Today’s entry, however, is a first — and something that will undoubtedly have Barbara Walters putting us back on speed dial. But before revealing today’s entry, we must follow a protocol of tradition by joining hands and repeating in a monotone voice similar to Barbara Walters under hypnosis:
The Door is a beacon, dwawing us into the jagged wocks of journawism…
That said, let us get to this week’s entry!
(Keep holding hands of you want to)
Upon The Door is a photo of a photo, discovered by a reporter who saw it hanging in the local pioneer museum. At first glance, it appears to be a standard photo of school children standing outside of an old school house. Except for one thing…
The museum’s photo caption includes the name of the school, Karnowsky Creek School, which was located eight miles east of Florence on Duncan Island, and that it was taken in 1919. It also lists the names of everyone: LuLu Leppert, Wilda Karnowsky, Isabel Akerly, Mrs.
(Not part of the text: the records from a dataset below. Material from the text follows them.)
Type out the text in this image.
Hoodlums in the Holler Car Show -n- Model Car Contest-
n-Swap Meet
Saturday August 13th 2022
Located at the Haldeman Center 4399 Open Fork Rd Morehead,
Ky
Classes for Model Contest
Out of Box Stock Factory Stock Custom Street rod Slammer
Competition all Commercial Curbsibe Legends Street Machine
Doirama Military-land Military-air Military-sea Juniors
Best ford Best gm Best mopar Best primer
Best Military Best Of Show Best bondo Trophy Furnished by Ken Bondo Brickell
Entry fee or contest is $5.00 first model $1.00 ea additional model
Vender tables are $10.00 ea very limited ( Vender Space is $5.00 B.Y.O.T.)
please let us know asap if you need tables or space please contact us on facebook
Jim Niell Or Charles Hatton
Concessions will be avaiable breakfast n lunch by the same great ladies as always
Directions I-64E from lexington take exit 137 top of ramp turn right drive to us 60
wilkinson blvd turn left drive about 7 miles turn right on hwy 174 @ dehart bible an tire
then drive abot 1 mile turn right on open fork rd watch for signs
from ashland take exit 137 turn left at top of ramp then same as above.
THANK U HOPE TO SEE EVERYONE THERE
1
Karnowsky (teacher) and Frank Karnowsky.
There’s only one thing they forgot to mention:
Why is LuLu 15-FEET TALL?!?
There is no explanation given for this. One can only assume she is either 1) related to Paul Bunyan or 2) normal size in a school of elves. Because of these unanswered questions, our reporter was unable to run this photo with his story on pioneer families.
We did, however, briefly consider investigating further to uncover what might’ve been the first documented case of steroid use. From what we understand, they had one heck of a basketball season that year…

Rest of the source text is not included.